I won’t lie and pretend I didn’t go bookshopping since I got to New York. I mean, I wish I hadn’t, but they have signed books over here. I could never resist a signed book, especially since this is not a common feature in the European bookstores I spent my life in. However, no matter how long my to-be-read pile grows, I still make sure my favorites are highlighted so they can bring me some comfort when I’m sad.
Shirley is paired up with Jane Austen, who I’m sure she would potentially enjoy meeting in real life. And they’re promenading right next to my other favorite books. My new copy of The Master & Margarita shines next to Perfume and Sylvia Plath’s poetry because it just makes sense.
My fantasy darlings also stand out on a bookshelf of their own. Strange The Dreamer, The Night Circus, The Starless Sea, and the Winternight Trilogy brought me back from depressing times and made me feel less alone as I started over and over again. So I put them all together.
In the end, I discovered I feel at home wherever my books are. My unquietness still remains within me, but it’s calmed down considerably. Moving is very tiresome after all. I might not be reading on the beach anymore, but the feel of grass against my back and the noises of birds chirping around me have become synonymous with a good time. I bet that in a few years, I will open up my books to discover the marks of lazy park afternoons and smile to myself over these new encapsulated memories.

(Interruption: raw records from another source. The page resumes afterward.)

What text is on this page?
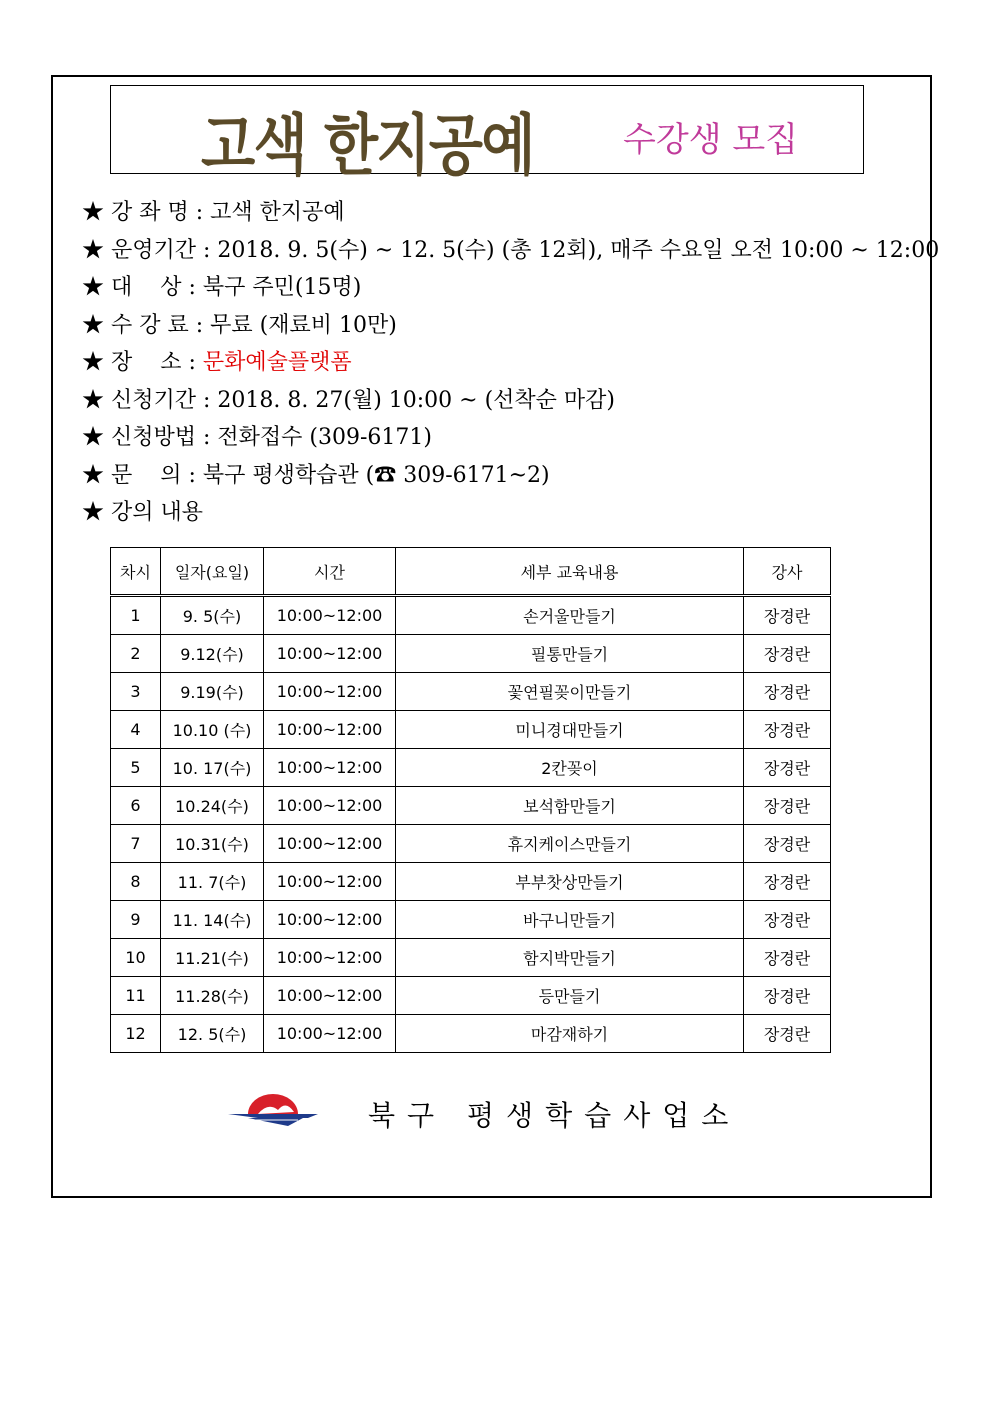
고색 한지공예	수강생 모집
★ 강 좌 명 : 고색 한지공예
★ 운영기간 : 2018. 9. 5(수) ~ 12. 5(수) (총 12회), 매주 수요일 오전 10:00 ~ 12:00
★ 대    상 : 북구 주민(15명)
★ 수 강 료 : 무료 (재료비 10만)
★ 장    소 : 문화예술플랫폼
★ 신청기간 : 2018. 8. 27(월) 10:00 ~ (선착순 마감)
★ 신청방법 : 전화접수 (309-6171)
★ 문    의 : 북구 평생학습관 (☎ 309-6171~2)
★ 강의 내용
차시	일자(요일)	시간	세부 교육내용	강사
1	9. 5(수)	10:00~12:00	손거울만들기	장경란
2	9.12(수)	10:00~12:00	필통만들기	장경란
3	9.19(수)	10:00~12:00	꽃연필꽂이만들기	장경란
4	10.10 (수)	10:00~12:00	미니경대만들기	장경란
5	10. 17(수)	10:00~12:00	2칸꽂이	장경란
6	10.24(수)	10:00~12:00	보석함만들기	장경란
7	10.31(수)	10:00~12:00	휴지케이스만들기	장경란
8	11. 7(수)	10:00~12:00	부부찻상만들기	장경란
9	11. 14(수)	10:00~12:00	바구니만들기	장경란
10	11.21(수)	10:00~12:00	함지박만들기	장경란
11	11.28(수)	10:00~12:00	등만들기	장경란
12	12. 5(수)	10:00~12:00	마감재하기	장경란
북구 평생학습사업소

Ines Pinto (she/her) is from a small beach town near Lisbon, Portugal. She decided to leave those shores behind as she moved around Europe, eventually completing her master’s degree in International Politics. She dreams of a fairer world, so she worked in the non-profit sector to call for the end of corruption and dirty money flows before moving to New York to start a brand new adventure. She is also the proud mother of a spoiled cat named Louis, a certified multilingual Eurovision fan, and a reader with an appreciation for all genres.